HNH is very common in senior dogs over 11 years of age. No particular dog breed or sex seems to have a higher risk of developing the condition than average
Here’s the good news: HNH is a non-cancerous condition that does not affect normal liver function. You can think of the condition as something found in senior dogs, usually by coincidence, while looking for something else.
Since HNH does not cause liver dysfunction, it doesn’t cause any physical clinical signs. The only way veterinarians know it’s there is by finding it during surgery, on imaging or a liver biopsy.

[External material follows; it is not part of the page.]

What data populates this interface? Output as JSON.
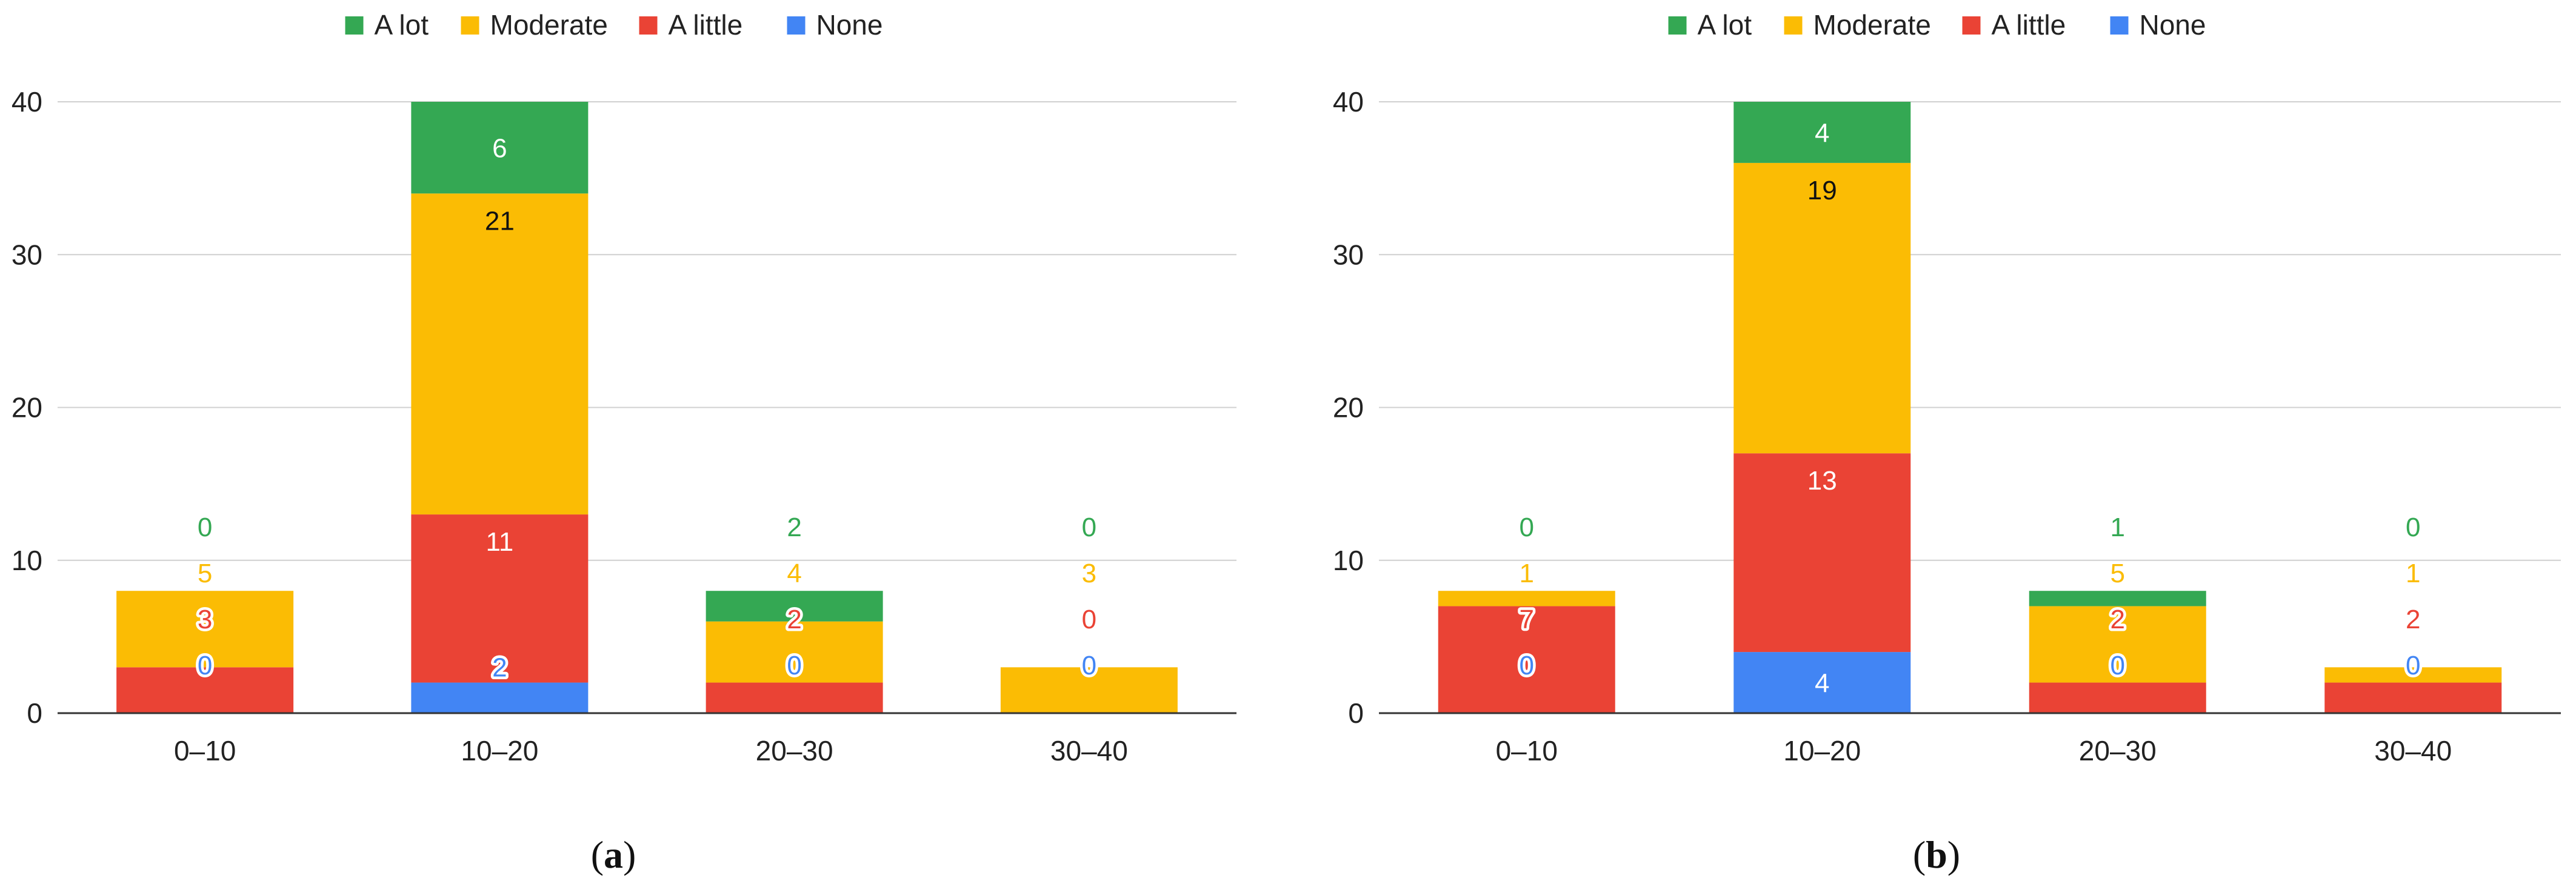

It can cause elevated liver enzymes, especially alkaline phosphatase (ALP). Occasionally, liver tests for alanine transaminase (ALT) and aspartate aminotransferase (AST) are also increased. But these changes don’t cause physical symptoms in dogs with HNH.
When found during abdominal surgery or on radiographs, ultrasound imaging or CT scan, HNH has the same appearance as a cancerous liver tumor. Biopsy or cytology analysis is necessary to distinguish between HNH and liver cancer.

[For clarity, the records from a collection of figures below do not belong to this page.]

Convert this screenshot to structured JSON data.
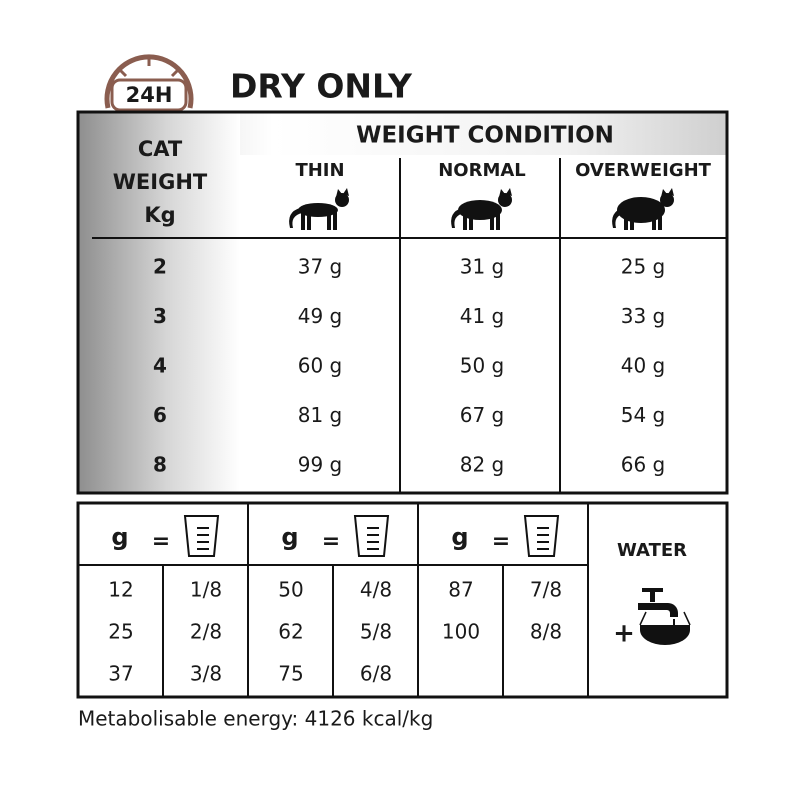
{
  "header": {
    "badge": "24H",
    "title": "DRY ONLY"
  },
  "feeding_table": {
    "row_header": [
      "CAT",
      "WEIGHT",
      "Kg"
    ],
    "group_header": "WEIGHT CONDITION",
    "columns": [
      "THIN",
      "NORMAL",
      "OVERWEIGHT"
    ],
    "rows": [
      [
        "2",
        "37 g",
        "31 g",
        "25 g"
      ],
      [
        "3",
        "49 g",
        "41 g",
        "33 g"
      ],
      [
        "4",
        "60 g",
        "50 g",
        "40 g"
      ],
      [
        "6",
        "81 g",
        "67 g",
        "54 g"
      ],
      [
        "8",
        "99 g",
        "82 g",
        "66 g"
      ]
    ]
  },
  "conversion": {
    "groups": [
      {
        "unit": "g",
        "equals": "=",
        "rows": [
          [
            "12",
            "1/8"
          ],
          [
            "25",
            "2/8"
          ],
          [
            "37",
            "3/8"
          ]
        ]
      },
      {
        "unit": "g",
        "equals": "=",
        "rows": [
          [
            "50",
            "4/8"
          ],
          [
            "62",
            "5/8"
          ],
          [
            "75",
            "6/8"
          ]
        ]
      },
      {
        "unit": "g",
        "equals": "=",
        "rows": [
          [
            "87",
            "7/8"
          ],
          [
            "100",
            "8/8"
          ]
        ]
      }
    ],
    "water_label": "WATER",
    "plus": "+"
  },
  "footer": "Metabolisable energy: 4126 kcal/kg"
}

Small liver samples are collected with a syringe and needle using ultrasound guidance. This method has the advantage of not requiring full anesthesia to collect. The disadvantage is that the small sample can sometimes miss the actual liver lesions of concern.
A liver biopsy can be collected with a large bore needle through the skin with ultrasound guidance. Biopsy samples are also collected during abdominal surgery. These biopsies require heavier sedation or anesthesia but are more likely to represent the liver tissue in question.
Pathologists at reference labs examine the cytology samples and biopsies. They look at the liver cells microscopically for characteristics of HNH vs. cancer. With a representative sample, the odds of getting an accurate diagnosis are high.
Treatment & Follow-Up
No treatment is available or needed for HNH since it doesn’t affect liver function. Small HNH nodules are unlikely to rupture and cause bleeding like cancerous tumors. (2)
The prognosis for HNH is good and it’s not a precursor for cancer.
But because liver conditions change over time, your vet may want to monitor the dog’s liver enzymes, radiography or ultrasound imaging periodically.
You can help your dog at home by watching them for changes in appetite, thirst and activity level. Senior dogs benefit from vet checkups every 3-6 months. Keep a list of your observations and discuss them with your veterinarian.
Hepatic nodular hyperplasia (HNH) is a condition that affects many senior dogs, characterized by the development of one or more abnormal liver nodules. The exact cause of HNH is unknown, but it is not a cancerous condition and does not affect liver function. HNH is typically discovered by coincidence during diagnostic imaging or abdominal exploratory surgery.
Veterinarians may recommend monitoring the dog’s liver enzymes periodically and repeating imaging studies, but no treatment is necessary. While HNH doesn’t cause symptoms, pet owners should still watch for changes in their dog’s appetite, thirst, and activity level and report concerns to their veterinarian during regular check-ups.
- Bergman, J. R. (1985). Nodular hyperplasia in the liver of the dog: an association with changes in the Ito cell population. Veterinary Pathology, 22(5), 427-438.
- Pintar, J., Breitschwerdt, E. B., Hardie, E. M., & Spaulding, K. A. (2003). Acute nontraumatic hemoabdomen in the dog: a retrospective analysis of 39 cases (1987–2001). Journal of the American Animal Hospital Association, 39(6), 518-522.